Would you be ready to give back to the community and introduce young people to the art of radio now ? Do you feel experienced enough to be in their shoes ?
No, not at all. This is not my place. I am 26 years old. Who am I to give advice ? I don’t have enough experience as of yet to really help someone get through. The other day some guy showed up before the show and asked to see how things were getting done, so I let him into the studio. If someone asks me advice, sure I will answer, but I have no journey to speak of… it’s going well, for sure, but I’m no teacher, this is not my position. I’m still knocking on wood. Stop saying it’s exceptional, this is where everything will start falling into pieces (laughs).
So you don’t feel you’re « there » ? That you’ve arrived ?
No, I haven’t arrived anywhere. Maybe when I’m 75. I will never be « there ».
So you will never be Pascal Nègre ?
No. It’s funny you’re asking because you’re taking a guy like Philippe Manœuvre, who is still there, can you really reproach them for being still there ? Everyone’s staying the old generation’s gotta move, that they need to make room for the youth of today to have some space. Can we really reproach them for still having something to say ? When I’m 50, when I’m an old ass without anything left to say, will I have the intelligence to go away when I need to ? I can’t know that for sure.

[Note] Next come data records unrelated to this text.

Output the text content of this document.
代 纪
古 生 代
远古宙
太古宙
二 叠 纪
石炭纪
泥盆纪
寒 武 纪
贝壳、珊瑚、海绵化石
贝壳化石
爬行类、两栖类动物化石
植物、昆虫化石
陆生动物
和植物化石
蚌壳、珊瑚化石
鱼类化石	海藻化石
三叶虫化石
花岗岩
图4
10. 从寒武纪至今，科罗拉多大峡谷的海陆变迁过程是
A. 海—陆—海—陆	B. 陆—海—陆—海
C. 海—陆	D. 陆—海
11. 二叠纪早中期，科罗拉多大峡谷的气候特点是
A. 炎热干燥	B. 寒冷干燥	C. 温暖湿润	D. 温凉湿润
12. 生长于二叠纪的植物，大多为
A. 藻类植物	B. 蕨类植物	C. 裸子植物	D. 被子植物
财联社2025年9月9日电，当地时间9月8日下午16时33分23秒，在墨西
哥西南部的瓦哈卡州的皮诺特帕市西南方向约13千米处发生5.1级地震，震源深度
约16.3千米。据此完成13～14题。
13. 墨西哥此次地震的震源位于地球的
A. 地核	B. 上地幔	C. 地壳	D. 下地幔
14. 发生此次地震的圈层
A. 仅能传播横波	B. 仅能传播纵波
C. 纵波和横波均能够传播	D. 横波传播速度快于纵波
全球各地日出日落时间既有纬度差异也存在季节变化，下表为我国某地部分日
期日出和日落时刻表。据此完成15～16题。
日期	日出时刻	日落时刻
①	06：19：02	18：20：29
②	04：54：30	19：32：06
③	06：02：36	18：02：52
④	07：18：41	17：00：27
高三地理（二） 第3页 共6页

Of course you can say that Rock’n’Folk is close-minded, I do believe that Pascal Negre’s vision of the Internet is vomit-inducing, someone else saying « music is dead » made me believe I’m happy they’ve retired … but you can’t deny that those people had made something of their lives and have changed things, in a way. They may have made mistakes but they believed in them. I’m not sure I can say I would have done things any differently.